Kurztext / Annotation

»Einen interessanteren Tischnachbarn als Bourgeois habe ich kaum jemals gehabt« - so Bertha von Suttner über den französischen Juristen und Politiker Léon Bourgeois (1851-1925), den sie bei den Haager Friedenskonferenzen kennenlernte und der zu den Initiatoren der Gründung des Völkerbunds 1920 gehörte. Der Frieden, so seine Vision, wird ein Baum sein, unter dem sich die Völker erholen können, und Solidarität ist seine Wurzel. Auch 100 Jahre später ist die Idee einer juristisch geregelten Solidarität als Grundlage dauerhaften Friedens theoretisch und politisch überaus relevant. Es ist also an der Zeit, sich wieder mit Bourgeois zu beschäftigen, dessen berühmter Essay zum Thema sowie weitere seiner zentralen Texte nun erstmals in deutscher Sprache vorliegen.

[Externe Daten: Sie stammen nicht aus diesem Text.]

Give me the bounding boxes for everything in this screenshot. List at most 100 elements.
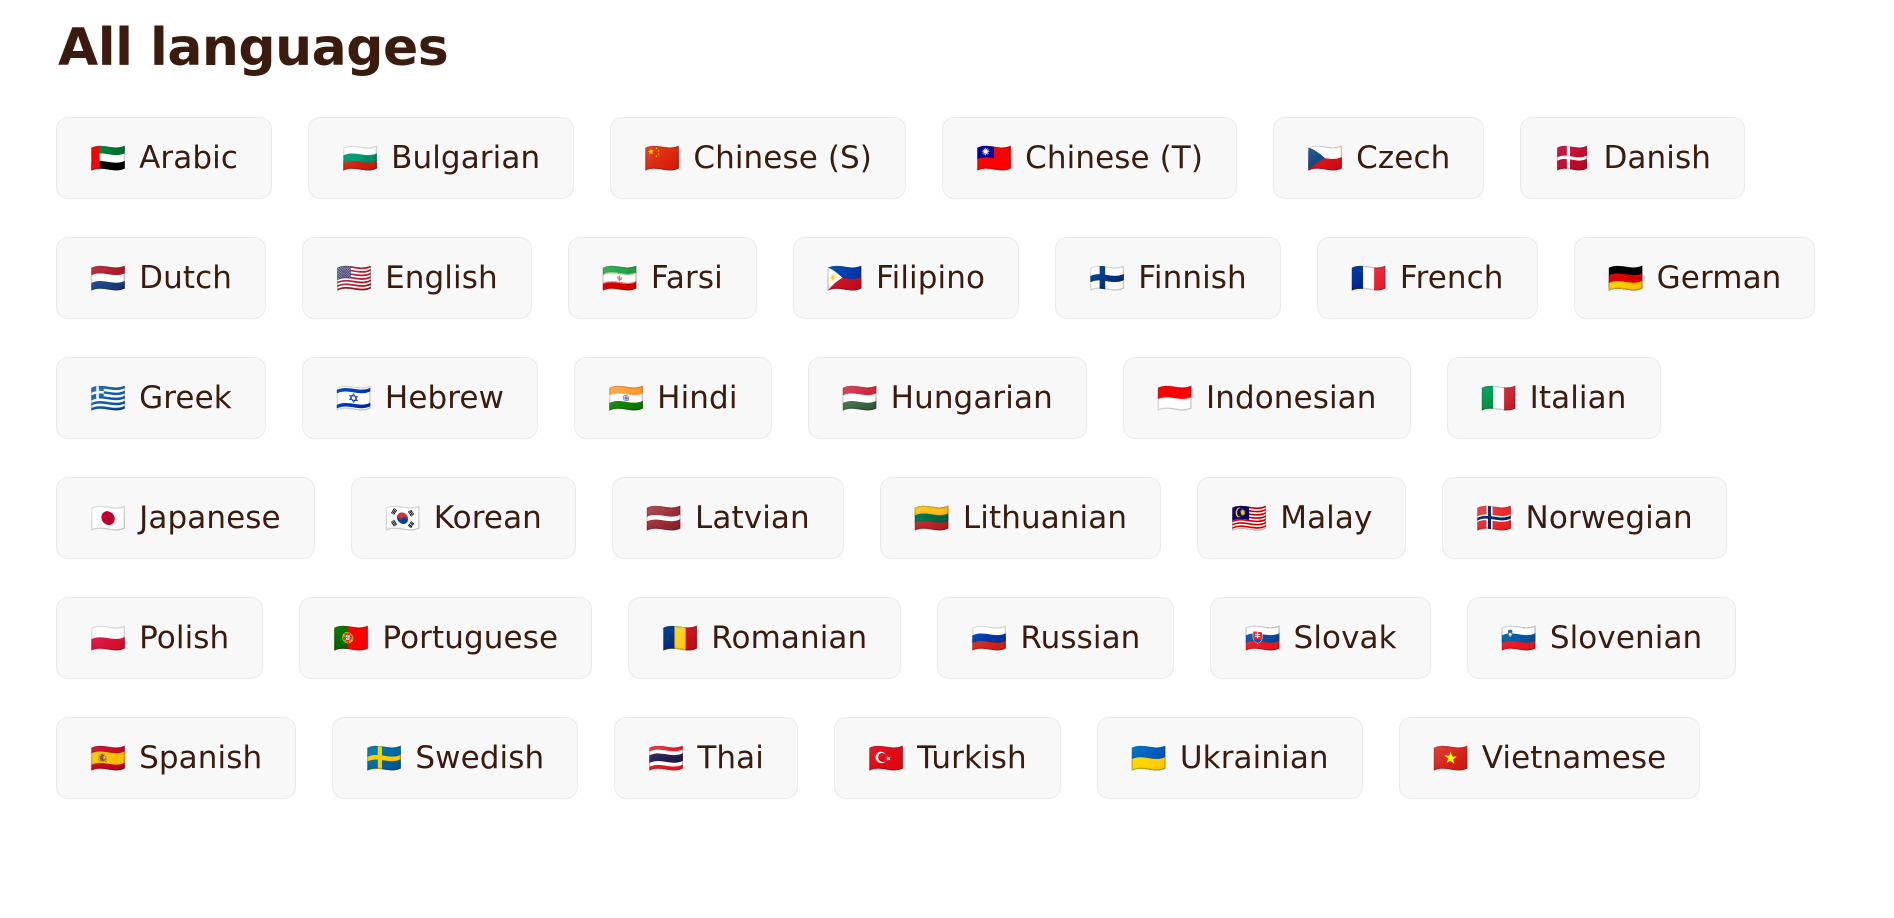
flag-greece-icon: 🇬🇷 bbox=[90, 380, 127, 415]
flag-israel-icon: 🇮🇱 bbox=[335, 380, 372, 415]
flag-china-icon: 🇨🇳 bbox=[644, 140, 681, 175]
language-chip-japanese[interactable]: 🇯🇵 Japanese bbox=[56, 477, 315, 559]
flag-sweden-icon: 🇸🇪 bbox=[366, 740, 403, 775]
language-chip-label: Russian bbox=[1020, 619, 1141, 656]
flag-spain-icon: 🇪🇸 bbox=[90, 740, 127, 775]
language-chip-label: Dutch bbox=[139, 259, 232, 296]
flag-slovenia-icon: 🇸🇮 bbox=[1500, 620, 1537, 655]
language-chip-greek[interactable]: 🇬🇷 Greek bbox=[56, 357, 266, 439]
flag-russia-icon: 🇷🇺 bbox=[971, 620, 1008, 655]
language-chip-filipino[interactable]: 🇵🇭 Filipino bbox=[792, 237, 1020, 319]
language-chip-russian[interactable]: 🇷🇺 Russian bbox=[937, 597, 1175, 679]
flag-romania-icon: 🇷🇴 bbox=[662, 620, 699, 655]
language-chip-label: Bulgarian bbox=[391, 139, 541, 176]
language-chip-label: Portuguese bbox=[382, 619, 559, 656]
language-chip-farsi[interactable]: 🇮🇷 Farsi bbox=[567, 237, 757, 319]
language-chip-label: Filipino bbox=[875, 259, 986, 296]
flag-turkey-icon: 🇹🇷 bbox=[867, 740, 905, 775]
language-chip-danish[interactable]: 🇩🇰 Danish bbox=[1520, 117, 1745, 199]
language-chip-spanish[interactable]: 🇪🇸 Spanish bbox=[56, 717, 297, 799]
flag-denmark-icon: 🇩🇰 bbox=[1554, 140, 1591, 175]
language-chip-korean[interactable]: 🇰🇷 Korean bbox=[350, 477, 576, 559]
flag-iran-icon: 🇮🇷 bbox=[601, 260, 638, 295]
language-chip-label: Korean bbox=[433, 499, 542, 536]
language-chip-indonesian[interactable]: 🇮🇩 Indonesian bbox=[1122, 357, 1411, 439]
flag-latvia-icon: 🇱🇻 bbox=[645, 500, 683, 535]
language-chip-chinese-s[interactable]: 🇨🇳 Chinese (S) bbox=[610, 117, 906, 199]
language-chip-label: Greek bbox=[139, 379, 232, 416]
language-chip-german[interactable]: 🇩🇪 German bbox=[1573, 237, 1816, 319]
language-chip-row: 🇬🇷 Greek 🇮🇱 Hebrew 🇮🇳 Hindi 🇭🇺 Hungarian 🇮🇩 Indon… bbox=[56, 357, 1838, 439]
language-chip-label: English bbox=[385, 259, 498, 296]
flag-vietnam-icon: 🇻🇳 bbox=[1432, 740, 1469, 775]
flag-france-icon: 🇫🇷 bbox=[1350, 260, 1387, 295]
language-chip-ukrainian[interactable]: 🇺🇦 Ukrainian bbox=[1096, 717, 1363, 799]
language-chip-arabic[interactable]: 🇦🇪 Arabic bbox=[56, 117, 272, 199]
language-chip-polish[interactable]: 🇵🇱 Polish bbox=[56, 597, 264, 679]
flag-malaysia-icon: 🇲🇾 bbox=[1231, 500, 1268, 535]
language-chip-vietnamese[interactable]: 🇻🇳 Vietnamese bbox=[1398, 717, 1701, 799]
language-chip-label: Turkish bbox=[917, 739, 1027, 776]
language-chip-label: French bbox=[1399, 259, 1504, 296]
language-chip-english[interactable]: 🇺🇸 English bbox=[301, 237, 532, 319]
language-chip-romanian[interactable]: 🇷🇴 Romanian bbox=[628, 597, 902, 679]
flag-united-states-icon: 🇺🇸 bbox=[335, 260, 373, 295]
flag-portugal-icon: 🇵🇹 bbox=[333, 620, 370, 655]
language-chip-row: 🇦🇪 Arabic 🇧🇬 Bulgarian 🇨🇳 Chinese (S) 🇹🇼 Chines… bbox=[56, 117, 1838, 199]
language-chip-malay[interactable]: 🇲🇾 Malay bbox=[1197, 477, 1407, 559]
language-chip-label: Indonesian bbox=[1205, 379, 1377, 416]
language-chip-label: Italian bbox=[1529, 379, 1627, 416]
language-chip-label: Hungarian bbox=[890, 379, 1053, 416]
language-chip-row: 🇪🇸 Spanish 🇸🇪 Swedish 🇹🇭 Thai 🇹🇷 Turkish 🇺🇦 Ukrai… bbox=[56, 717, 1838, 799]
language-chip-italian[interactable]: 🇮🇹 Italian bbox=[1446, 357, 1661, 439]
language-chip-label: Latvian bbox=[695, 499, 810, 536]
language-chip-label: Swedish bbox=[415, 739, 545, 776]
language-chip-latvian[interactable]: 🇱🇻 Latvian bbox=[611, 477, 844, 559]
flag-germany-icon: 🇩🇪 bbox=[1607, 260, 1644, 295]
flag-ukraine-icon: 🇺🇦 bbox=[1130, 740, 1167, 775]
language-chip-thai[interactable]: 🇹🇭 Thai bbox=[614, 717, 798, 799]
flag-japan-icon: 🇯🇵 bbox=[90, 500, 127, 535]
language-chip-label: Japanese bbox=[139, 499, 281, 536]
flag-finland-icon: 🇫🇮 bbox=[1089, 260, 1126, 295]
language-chip-swedish[interactable]: 🇸🇪 Swedish bbox=[332, 717, 579, 799]
language-chip-label: Romanian bbox=[711, 619, 868, 656]
language-chip-label: Danish bbox=[1603, 139, 1711, 176]
language-chip-slovak[interactable]: 🇸🇰 Slovak bbox=[1210, 597, 1431, 679]
language-chip-portuguese[interactable]: 🇵🇹 Portuguese bbox=[299, 597, 593, 679]
language-chip-grid: 🇦🇪 Arabic 🇧🇬 Bulgarian 🇨🇳 Chinese (S) 🇹🇼 Chines… bbox=[56, 117, 1838, 799]
flag-taiwan-icon: 🇹🇼 bbox=[976, 140, 1013, 175]
language-chip-label: Polish bbox=[139, 619, 230, 656]
language-chip-label: Norwegian bbox=[1525, 499, 1693, 536]
language-chip-chinese-t[interactable]: 🇹🇼 Chinese (T) bbox=[942, 117, 1238, 199]
language-chip-label: Spanish bbox=[139, 739, 263, 776]
language-chip-dutch[interactable]: 🇳🇱 Dutch bbox=[56, 237, 266, 319]
language-chip-lithuanian[interactable]: 🇱🇹 Lithuanian bbox=[879, 477, 1162, 559]
language-chip-slovenian[interactable]: 🇸🇮 Slovenian bbox=[1466, 597, 1737, 679]
language-chip-czech[interactable]: 🇨🇿 Czech bbox=[1273, 117, 1485, 199]
language-chip-hungarian[interactable]: 🇭🇺 Hungarian bbox=[807, 357, 1087, 439]
language-chip-label: Czech bbox=[1356, 139, 1451, 176]
flag-norway-icon: 🇳🇴 bbox=[1476, 500, 1513, 535]
language-chip-row: 🇯🇵 Japanese 🇰🇷 Korean 🇱🇻 Latvian 🇱🇹 Lithuanian 🇲… bbox=[56, 477, 1838, 559]
language-chip-label: German bbox=[1656, 259, 1782, 296]
language-chip-hebrew[interactable]: 🇮🇱 Hebrew bbox=[301, 357, 539, 439]
language-chip-label: Finnish bbox=[1138, 259, 1247, 296]
all-languages-page: All languages 🇦🇪 Arabic 🇧🇬 Bulgarian 🇨🇳 Chine… bbox=[0, 0, 1894, 918]
flag-south-korea-icon: 🇰🇷 bbox=[384, 500, 421, 535]
flag-india-icon: 🇮🇳 bbox=[608, 380, 645, 415]
language-chip-bulgarian[interactable]: 🇧🇬 Bulgarian bbox=[308, 117, 575, 199]
flag-poland-icon: 🇵🇱 bbox=[90, 620, 127, 655]
language-chip-finnish[interactable]: 🇫🇮 Finnish bbox=[1055, 237, 1281, 319]
flag-bulgaria-icon: 🇧🇬 bbox=[342, 140, 379, 175]
flag-slovakia-icon: 🇸🇰 bbox=[1244, 620, 1281, 655]
language-chip-norwegian[interactable]: 🇳🇴 Norwegian bbox=[1442, 477, 1727, 559]
language-chip-turkish[interactable]: 🇹🇷 Turkish bbox=[833, 717, 1061, 799]
language-chip-label: Hindi bbox=[657, 379, 738, 416]
language-chip-french[interactable]: 🇫🇷 French bbox=[1316, 237, 1538, 319]
language-chip-hindi[interactable]: 🇮🇳 Hindi bbox=[574, 357, 772, 439]
language-chip-label: Vietnamese bbox=[1481, 739, 1667, 776]
flag-hungary-icon: 🇭🇺 bbox=[841, 380, 878, 415]
flag-united-arab-emirates-icon: 🇦🇪 bbox=[90, 140, 127, 175]
language-chip-label: Malay bbox=[1280, 499, 1373, 536]
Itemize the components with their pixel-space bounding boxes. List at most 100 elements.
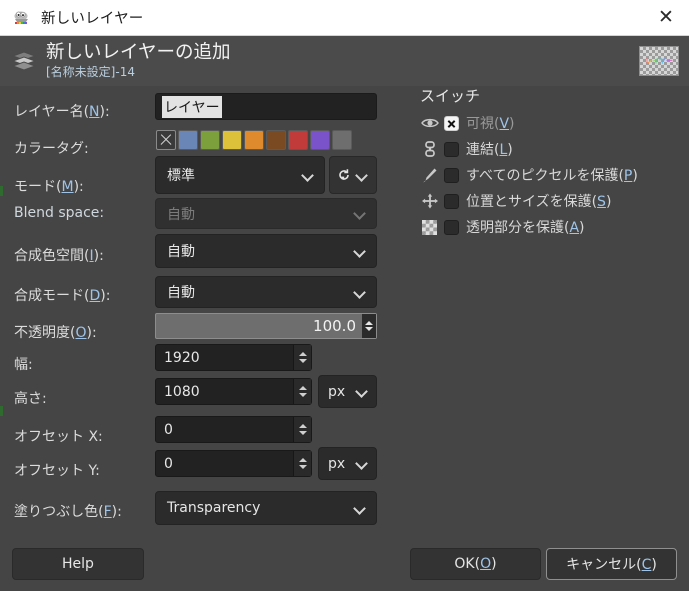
- switches-title: スイッチ: [420, 87, 481, 105]
- mode-value: 標準: [167, 168, 195, 184]
- dialog-header: 新しいレイヤーの追加 [名称未設定]-14 レイヤー: [0, 36, 689, 86]
- layer-name-value: レイヤー: [162, 95, 222, 118]
- mode-dropdown[interactable]: 標準: [155, 156, 325, 194]
- checkerboard-icon: [420, 218, 440, 236]
- help-button-label: Help: [62, 556, 94, 572]
- width-label: 幅:: [14, 357, 33, 373]
- blend-space-dropdown: 自動: [155, 198, 377, 229]
- offset-x-input[interactable]: 0: [155, 416, 312, 443]
- offset-y-input[interactable]: 0: [155, 450, 312, 477]
- composite-mode-value: 自動: [167, 285, 195, 301]
- image-thumbnail: レイヤー: [639, 46, 679, 76]
- switch-label-lock-pixels: すべてのピクセルを保護(P): [466, 168, 638, 184]
- size-unit-value: px: [328, 383, 346, 400]
- link-checkbox[interactable]: [444, 141, 459, 157]
- height-input[interactable]: 1080: [155, 378, 312, 405]
- color-tag-blue[interactable]: [178, 130, 198, 150]
- switch-row-link[interactable]: 連結(L): [420, 138, 513, 160]
- color-tag-gray[interactable]: [332, 130, 352, 150]
- chevron-down-icon: [354, 286, 367, 299]
- gimp-wilber-icon: [12, 8, 32, 28]
- ok-button[interactable]: OK(O): [410, 548, 541, 580]
- opacity-slider[interactable]: 100.0: [155, 313, 377, 339]
- close-icon[interactable]: ✕: [649, 3, 683, 33]
- blend-space-value: 自動: [167, 206, 195, 223]
- offset-y-label: オフセット Y:: [14, 463, 100, 479]
- layers-icon: [10, 48, 38, 74]
- composite-space-value: 自動: [167, 244, 195, 260]
- window-title: 新しいレイヤー: [41, 11, 144, 27]
- eye-icon: [420, 114, 440, 132]
- size-unit-dropdown[interactable]: px: [318, 375, 377, 408]
- color-tag-orange[interactable]: [244, 130, 264, 150]
- chain-link-icon: [420, 140, 440, 158]
- switch-row-lock-alpha[interactable]: 透明部分を保護(A): [420, 216, 585, 238]
- blend-space-label: Blend space:: [14, 205, 105, 221]
- mode-label: モード(M):: [14, 179, 84, 195]
- chevron-down-icon: [356, 169, 369, 182]
- move-arrows-icon: [420, 192, 440, 210]
- chevron-down-icon: [356, 457, 369, 470]
- dialog-footer: Help OK(O) キャンセル(C): [0, 539, 689, 591]
- opacity-stepper[interactable]: [362, 314, 376, 338]
- dialog-title: 新しいレイヤーの追加: [46, 42, 231, 64]
- switch-label-lock-alpha: 透明部分を保護(A): [466, 220, 585, 236]
- fill-color-label: 塗りつぶし色(F):: [14, 504, 122, 520]
- fill-color-dropdown[interactable]: Transparency: [155, 491, 377, 525]
- offset-x-stepper[interactable]: [293, 417, 311, 442]
- color-tag-violet[interactable]: [310, 130, 330, 150]
- chevron-down-icon: [354, 245, 367, 258]
- layer-name-label: レイヤー名(N):: [14, 104, 110, 120]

Léon Bourgeois (1851-1925) war einer der wichtigsten Politiker der Dritten Französischen Republik und gilt als einer der geistigen Väter des Völkerbundes. 1920 erhielt er den Friedensnobelpreis.

Textauszug

7Solidarität

Das Wort Solidarität gehört erst seit wenigen Jahren zum politischen Vokabular. Mitte des Jahrhunderts haben Bastiat[1]  und Proudhon[2]  sehr wohl Phänomene von Solidarität wahrgenommen und aufgezeigt, die sich durch alle menschlichen Gemeinschaften »hindurchziehen«. Doch aus all diesen Beobachtungen ist keine ganzheitliche Theorie hervorgegangen;[3]  jedenfalls setzte sich das Wort nicht durch, und bei Littré findet sich 1877, abgesehen von juristischen und physiologischen Verwendungen, nur eine Definition aus der »Umgangssprache«, das heißt ohne Präzision und Tragweite: »Das ist«, heißt es dort bloß, »die wechselseitige Verantwortlichkeit, die zwischen zwei oder mehreren Personen entsteht.«[4] 

Heutzutage taucht das Wort Solidarität in den politischen Reden und Schriften ständig auf. Zunächst hat man es offenbar für eine einfache Variante des dritten Terminus der republikanischen Losung gehalten: der Brüderlichkeit. Es setzt sich mehr und mehr an dessen Stelle; und der Sinn, den ihm die Schriftsteller, Redner und die öffentliche Meinung beimessen, scheint von Tag zu Tag voller, tiefer und umfangreicher zu werden.

8Handelt es sich hierbei nur um ein neues Wort, um eine Laune der Sprache? Oder drückt dieses Wort nicht tatsächlich eine neue Idee aus, ist es nicht das Indiz für eine Evolution des allgemeinen Denkens?

Erstes Kapitel: Evolution der politischen und sozialen Ideen
I

Der Begriff der Beziehungen zwischen dem Individuum und der Gesellschaft hat sich seit einem Vierteljahrhundert grundlegend gewandelt.

Scheinbar hat sich nichts verändert. Die Debatte zwischen der ökonomischen Wissenschaft und den sozialistischen Schulen vollzieht sich nach wie vor in denselben Termini: Der Individualismus und der Kollektivismus stehen einander in einer Antithese gegenüber, die die politischen Ereignisse so offensichtlich und fassbar machen wie nie zuvor.

Innerhalb und außerhalb Frankreichs geben die Fragen der reinen Politik den sozialen Diskussionen den Vortritt, und die Wahlerfolge der diversen sozialistischen Gruppen in Deutschland, Belgien, Frankreich und anderswo gestatten es, die nahende Stunde zu verkünden, zu der sich die Mehrheiten und die Minderheiten in den Versammlungen ausschließlich ökonomisch bekämpfen und als einzigen Schlachtruf die »liberale« oder »sozialistische« Lösung des Problems der Verteilung des Reichtums wählen.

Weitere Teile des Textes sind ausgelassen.